The McKinsey report argues that available resource productivity improvements could:
- Offset 100% of the expected increase in land demand;
- Address more than 80 percent of expected growth in energy demand;
- Offset 60 percent of anticipated growth in water demand; and
- Address 25 percent of expected growth in steel demand.
Unfortunately the report is completely silent on more troublesome resources like nonferrous metals that are absolutely essential for:
- EP;
- EU; and
- NM.
Whether we like it or not, supply chain shortfalls will have to be overcome by wasting nothing, recycling everything and making the most efficient possible use of every natural resource.
That doesn’t leave much room for idealists that want to use non-recyclable 1,000-pound battery packs so they can choose coal instead of gasoline to power their car.
In the battery industry the strain on metal supply chains will be immense. The problems won’t be overwhelming for metals like lithium and lead that are abundant in nature but require major new investments in mines and infrastructure, but they’ll be crippling for metals like copper, nickel, cobalt, vanadium and rare earths, which are already in short supply and likely to encounter even more daunting supply chain disruptions over the next two decades.
I’m not a Black Knight wantonly attacking peaceful, frugal and righteous peasants. I’m humble scrivener with enough mining and oil and gas experience to know when the specious assumptions of aspiring eco-princelings can’t work.
I’d certainly never waste hundreds of pounds of steel to protect myself from starry-eyed fools in motley who didn’t endure the cruel tutelage of Sister Mary Angelica in their formative years.
This article was first published in the Summer 2012 issue of Batteries International Magazine and I
‘d like to thank editor Mike Halls and cartoonist Jan Darasz for their contributions.

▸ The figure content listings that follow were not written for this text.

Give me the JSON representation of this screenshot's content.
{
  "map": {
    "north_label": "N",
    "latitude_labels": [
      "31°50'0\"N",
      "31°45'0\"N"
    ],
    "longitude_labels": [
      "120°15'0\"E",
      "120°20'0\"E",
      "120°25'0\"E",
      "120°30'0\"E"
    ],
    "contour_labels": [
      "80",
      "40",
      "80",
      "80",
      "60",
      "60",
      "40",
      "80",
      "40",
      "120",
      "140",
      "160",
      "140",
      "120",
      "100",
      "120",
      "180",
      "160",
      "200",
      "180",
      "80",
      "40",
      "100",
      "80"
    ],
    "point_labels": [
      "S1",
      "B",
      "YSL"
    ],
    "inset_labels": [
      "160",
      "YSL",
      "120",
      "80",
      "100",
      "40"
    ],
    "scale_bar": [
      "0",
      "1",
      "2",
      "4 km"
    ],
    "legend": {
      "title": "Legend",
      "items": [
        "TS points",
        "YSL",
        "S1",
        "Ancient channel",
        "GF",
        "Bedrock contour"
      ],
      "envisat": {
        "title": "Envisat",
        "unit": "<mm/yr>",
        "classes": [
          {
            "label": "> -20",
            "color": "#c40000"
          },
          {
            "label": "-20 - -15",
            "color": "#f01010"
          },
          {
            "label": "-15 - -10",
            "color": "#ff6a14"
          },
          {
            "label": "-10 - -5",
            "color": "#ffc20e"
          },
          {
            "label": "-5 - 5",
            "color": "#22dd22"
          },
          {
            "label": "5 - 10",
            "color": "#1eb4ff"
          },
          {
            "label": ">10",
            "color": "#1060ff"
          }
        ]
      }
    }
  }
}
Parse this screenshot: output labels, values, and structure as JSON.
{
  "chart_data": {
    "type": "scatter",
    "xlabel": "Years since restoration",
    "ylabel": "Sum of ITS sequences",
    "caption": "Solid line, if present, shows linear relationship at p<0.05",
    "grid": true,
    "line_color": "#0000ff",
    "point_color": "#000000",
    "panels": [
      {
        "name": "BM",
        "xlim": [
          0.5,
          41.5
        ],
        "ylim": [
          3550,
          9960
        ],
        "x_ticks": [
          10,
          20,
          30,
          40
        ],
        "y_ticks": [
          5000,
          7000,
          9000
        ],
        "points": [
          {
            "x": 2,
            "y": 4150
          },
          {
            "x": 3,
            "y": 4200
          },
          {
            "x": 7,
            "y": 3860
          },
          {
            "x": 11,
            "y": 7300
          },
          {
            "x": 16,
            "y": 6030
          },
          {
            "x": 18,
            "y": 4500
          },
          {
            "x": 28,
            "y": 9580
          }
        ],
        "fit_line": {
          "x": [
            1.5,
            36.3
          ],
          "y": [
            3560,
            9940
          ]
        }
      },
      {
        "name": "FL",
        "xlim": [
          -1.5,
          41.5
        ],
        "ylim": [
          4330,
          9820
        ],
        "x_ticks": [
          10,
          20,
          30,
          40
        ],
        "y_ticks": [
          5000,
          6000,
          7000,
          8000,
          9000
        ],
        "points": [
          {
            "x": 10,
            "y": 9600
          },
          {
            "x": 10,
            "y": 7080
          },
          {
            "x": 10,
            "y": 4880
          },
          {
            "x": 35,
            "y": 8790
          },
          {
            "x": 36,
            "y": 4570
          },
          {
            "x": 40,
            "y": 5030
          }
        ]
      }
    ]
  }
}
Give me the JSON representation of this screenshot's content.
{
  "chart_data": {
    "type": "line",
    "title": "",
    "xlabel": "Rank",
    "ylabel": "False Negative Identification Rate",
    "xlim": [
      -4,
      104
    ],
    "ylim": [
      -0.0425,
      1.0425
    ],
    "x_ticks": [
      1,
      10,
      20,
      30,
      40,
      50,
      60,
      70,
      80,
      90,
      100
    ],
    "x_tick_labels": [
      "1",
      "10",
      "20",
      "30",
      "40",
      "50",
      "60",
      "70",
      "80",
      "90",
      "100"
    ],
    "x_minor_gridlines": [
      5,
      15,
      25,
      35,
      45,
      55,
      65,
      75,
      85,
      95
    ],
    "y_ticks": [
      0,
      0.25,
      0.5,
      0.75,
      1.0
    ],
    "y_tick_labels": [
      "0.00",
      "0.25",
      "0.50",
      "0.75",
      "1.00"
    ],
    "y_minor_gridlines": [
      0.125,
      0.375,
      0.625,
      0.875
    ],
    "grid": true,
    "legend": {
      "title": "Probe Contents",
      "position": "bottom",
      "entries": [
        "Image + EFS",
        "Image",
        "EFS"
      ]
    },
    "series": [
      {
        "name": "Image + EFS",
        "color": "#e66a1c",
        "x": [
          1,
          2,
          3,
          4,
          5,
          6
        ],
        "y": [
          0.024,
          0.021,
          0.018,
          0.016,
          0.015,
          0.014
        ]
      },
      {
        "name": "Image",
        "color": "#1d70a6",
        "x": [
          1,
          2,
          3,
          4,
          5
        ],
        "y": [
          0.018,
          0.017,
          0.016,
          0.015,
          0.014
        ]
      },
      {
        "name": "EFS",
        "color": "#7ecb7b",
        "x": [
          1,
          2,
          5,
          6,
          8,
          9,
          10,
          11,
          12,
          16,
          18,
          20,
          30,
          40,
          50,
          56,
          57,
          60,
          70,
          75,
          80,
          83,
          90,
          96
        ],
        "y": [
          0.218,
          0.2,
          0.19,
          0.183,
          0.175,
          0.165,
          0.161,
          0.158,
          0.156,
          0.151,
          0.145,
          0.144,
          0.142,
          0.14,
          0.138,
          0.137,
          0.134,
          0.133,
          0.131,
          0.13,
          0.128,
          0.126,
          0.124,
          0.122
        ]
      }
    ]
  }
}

Disclosure: I have no direct or indirect interest in Tesla and I have nothing to gain or lose from its stock price movements. While I am a former director and current stockholder of Axion Power International (AXPW.OB), a nano-cap company that has developed a robust and affordable lead-carbon battery for use in micro-hybrid, railroad and stationary applications, I can’t see how the success or failure of a fairy tale product like the Tesla Model S could impact the value of my investment in a company that’s focused on relevant mainstream markets.